A prova é a publicação deste livro, pouco mais de dois meses passados desde o dia em que pôs na ideia edita-lo. Tem apenas 27 anos e com esta idade não pode, óbviamente apresentar um longo curriculum. Direi apenas que nasceu e vive em Almada, frequentou a Universidade Autónoma de Lisboa, é habilitado com o Certificate of Proficiency in English da Cambridge School, e tem um curso de informática que lhe permite exercer a profissão de Assistente Técnico de Internet na Novis. Teve ainda, até há pouco tempo, uma banda que entretanto acabou, cantou em bares durante uns meses, escrevendo algumas das canções que interpretava, uma curta participação como locutor e colaborador na Rádio Voz de Almada e, last but not the least, escreveu os poemas que neste livro publica e parece ter encontrado na poesia a sua grande vocação.

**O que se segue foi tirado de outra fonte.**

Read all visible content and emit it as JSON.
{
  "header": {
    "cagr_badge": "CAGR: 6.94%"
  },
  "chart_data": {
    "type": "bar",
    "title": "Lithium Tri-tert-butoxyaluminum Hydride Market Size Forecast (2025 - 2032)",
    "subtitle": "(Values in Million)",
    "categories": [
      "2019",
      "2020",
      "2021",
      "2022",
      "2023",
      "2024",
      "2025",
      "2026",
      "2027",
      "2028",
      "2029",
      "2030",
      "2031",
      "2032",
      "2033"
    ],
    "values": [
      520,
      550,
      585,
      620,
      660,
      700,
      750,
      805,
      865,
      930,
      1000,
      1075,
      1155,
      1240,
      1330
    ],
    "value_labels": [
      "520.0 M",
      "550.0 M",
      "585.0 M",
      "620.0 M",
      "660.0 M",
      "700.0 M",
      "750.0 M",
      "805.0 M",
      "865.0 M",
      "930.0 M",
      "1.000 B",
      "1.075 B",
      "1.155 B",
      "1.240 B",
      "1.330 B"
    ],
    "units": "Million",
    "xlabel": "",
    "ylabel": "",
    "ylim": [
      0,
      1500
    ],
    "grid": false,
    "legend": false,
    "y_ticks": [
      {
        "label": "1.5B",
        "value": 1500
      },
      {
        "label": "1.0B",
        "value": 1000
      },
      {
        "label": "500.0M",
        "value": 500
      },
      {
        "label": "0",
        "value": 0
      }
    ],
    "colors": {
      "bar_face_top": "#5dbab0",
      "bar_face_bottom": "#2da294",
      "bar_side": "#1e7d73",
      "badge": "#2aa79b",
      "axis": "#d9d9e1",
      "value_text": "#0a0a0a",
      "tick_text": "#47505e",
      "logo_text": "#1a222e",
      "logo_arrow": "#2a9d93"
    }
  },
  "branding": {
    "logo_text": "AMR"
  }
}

Quanto ao intérprete e produtor do CD, Luís Gaspar: Nasceu, como ele diz, a ouvir o apito dos comboios na estação de Campolide, no ano em que começou a guerra civil de Espanha (quem souber que faça as contas), estudou na Escola Veiga Beirão e no Instituto Comercial. De 1954 a 1957 fez teatro radiofónico na Emissora Nacional, ao lado de grandes actores, como Álvaro Benamor, tendo ganho dois prémios “Revelação do Ano” e “Melhor Actor Jovem”; fez locução, representação e realização no Rádio Club Português e Rádio Renascença, numa época em que a ràdio era a rainha do entretenimento no nosso país; entra depois no mundo da publicidade, quer como empresário quer como locutor; experimenta também o cinema, realizando vários documentários, alguns de cariz político no pós 25 de Abril; e desde 1990 que assumiu por inteiro a profissão de locutor de publicidade. O timbre e a versatilidade das suas capacidades vocais, tornaram-no justamente conhecido nos meios publicitários, chegando a ser conhecido como “a Voz”. A par da sua actividade profissional criou em 1997 o site
TRUCA - um dos sites não comerciais de maior visibilidade do nosso país e posteriormente, - por pura diversão e apego à difusão da nossa cultura literária – o audioblogue Estúdio Raposa com, actualmente, dois programas semanais, Palavras de Ouro e Lugar aos Outros, já atrás mencionado.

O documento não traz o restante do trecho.